In order to propose an accurate diagnosis during the longitudinal monitoring of the same region in magnetic resonance imaging, it is important that the same acquisition volumes over time are the same to allow a follow-up study.
To carry out an MRI acquisition of the brain, the operator must first define the region of interest to be visualized as well as the orientation of the cutting planes. To do this, it first performs low-resolution acquisitions through fast MRI sessions. This step is done manually. However, because of inter- and intra-operator variability, differences in positioning and orientation occur from one week to the next, making the diagnosis delicate or false.
Based on the low-resolution localizer images, the operator schedules a complete and detailed scan of the brain. This complete acquisition takes much longer. Therefore, it is essential that the positioning made with the location images is correct in order to obtain comparable acquisitions for longitudinal monitoring, and not having to relaunch an exam again.
The goal of the project is to establish a proof of feasibility of an automatic determination of the acquisition plans in cerebral MRI of the small animal under Python
By the time this project was done, there was no method to determine the acquisition plans for small animals, only for humans. The reason is that small animals have less water in their brains, making the acquisition image less informative and more noisy.

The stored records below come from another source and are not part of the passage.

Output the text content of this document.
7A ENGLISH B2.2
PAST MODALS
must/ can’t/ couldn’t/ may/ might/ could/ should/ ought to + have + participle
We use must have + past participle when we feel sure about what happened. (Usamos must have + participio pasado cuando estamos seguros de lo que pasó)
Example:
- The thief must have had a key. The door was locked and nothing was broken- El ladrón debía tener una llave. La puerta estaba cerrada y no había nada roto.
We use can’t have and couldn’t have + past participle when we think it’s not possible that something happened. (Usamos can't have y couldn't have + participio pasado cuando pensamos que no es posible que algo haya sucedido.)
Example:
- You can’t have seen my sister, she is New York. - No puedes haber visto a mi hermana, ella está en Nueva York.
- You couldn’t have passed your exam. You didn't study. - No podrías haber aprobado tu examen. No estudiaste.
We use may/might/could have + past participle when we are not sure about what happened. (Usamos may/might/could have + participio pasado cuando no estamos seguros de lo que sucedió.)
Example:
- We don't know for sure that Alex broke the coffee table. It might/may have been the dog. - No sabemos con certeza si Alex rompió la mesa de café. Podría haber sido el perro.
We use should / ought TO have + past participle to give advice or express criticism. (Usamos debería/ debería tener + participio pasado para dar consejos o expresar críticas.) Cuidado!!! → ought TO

The small animal is placed in the MRI machine at week 0 and he is put back on the machine at week X to do a follow-up exam.
The acquisition volume would be wrong. To have have a compatible volume, the rotation and translation of the small animal inside the machine with relation to the former exam has to be fed to the machine so it can correct itself.
To obtain an MRI image at week x of the same volume as at week x-1, we first launch the rapid acquisition of a low resolution image composed of each of the three plans of the volume. This image will be called the ‘localizer’. We will readjust this last with the 3D volume (in blue on the right on the diagram) previously acquired, which will give the translation and rotation factors (according to x, y and theta) to enter into the software MRI positioning.
There are two ways the dataset is created. One is generate it using the previously volume acquired (intra-patient method).This method is not ideal as it requires a dataset generation and training of a model for each studied animal. The other is using an atlas image. It is an image created from the average of many other images of a brain. The dataset and model using the atlas is created only once, and all registrations will comply to the positioning relative to the atlas.
In our simplified 2D problem, the dataset creation is as follows: one image from the volume is taken and transformed along the x an y axis and rotated from the center. The chosen transformation was -30 to 30 pixels on x and y axis with a step of 1 pixel and -30 to 30 degrees with 1 theta step. All combination gives a dataset issued from 60x60x60 = 216000 images. From each image, the intensity values of the mid row and mid column are extracted and stored in the dataset matrix that later on is fed to the regression model.
To access the accuracy of the algorithm, we run a 1000 tests. At each test, the image is transformed with random parameters and the model tries to predict the transformation. It is considered a success if:
and
After the accuracy is accessed for this image, the accuracy is then accessed when noise is progressively added to the image. The values on the image range from -100 to 1200.
For the random forest regression with 25 trees trained on the acquisition, the success rate is 94%, the learning time is 40 minutes and prediction time is 2 milliseconds.
However, when the model is trained on the atlas image, the accuracy is virtually 0%. That means random forest could be considered for intra-patient exams. What make it impractical is the large learning time of 40 minutes and the model that weights 1GB. If more than just one image of the training volume would be used to train the model (3D problem) and considering now the two extra rotation along the other axis, the memory required for the model would easily explode.
Here are some more testing with random forest 25 trees:
Another regression method tested was K-nearest neighbors. It has the advantage of being more robust to noise, having excellent prediction in both Atlas and acquisition dataset; 95% and a fast prediction time - 100ms.
Now with the atlas image the learning time is not much important as it would have to be trained only once, but again the memory required to store the model is too high, 1.5GB. In a 3D scenario it would again explode.
This concludes that it is not viable to determine the acquisition plans using Knn and random forest, when we consider all position and orientation constraints as unknowns.
Download the atlas image allenBrainAtlas.nii and the acquisition image CTRL_alc_M1_t2_1.nii.
Use delete_NaN() to remove NaN values of your image block.
Call create_dataset() passing the path to the one of the images downloaded.
Call get_fit() passing the dataset and labels to get the model.
Call predict() passing the model and a test image.
Call draw_plots() to visualize the accuracy and error curves.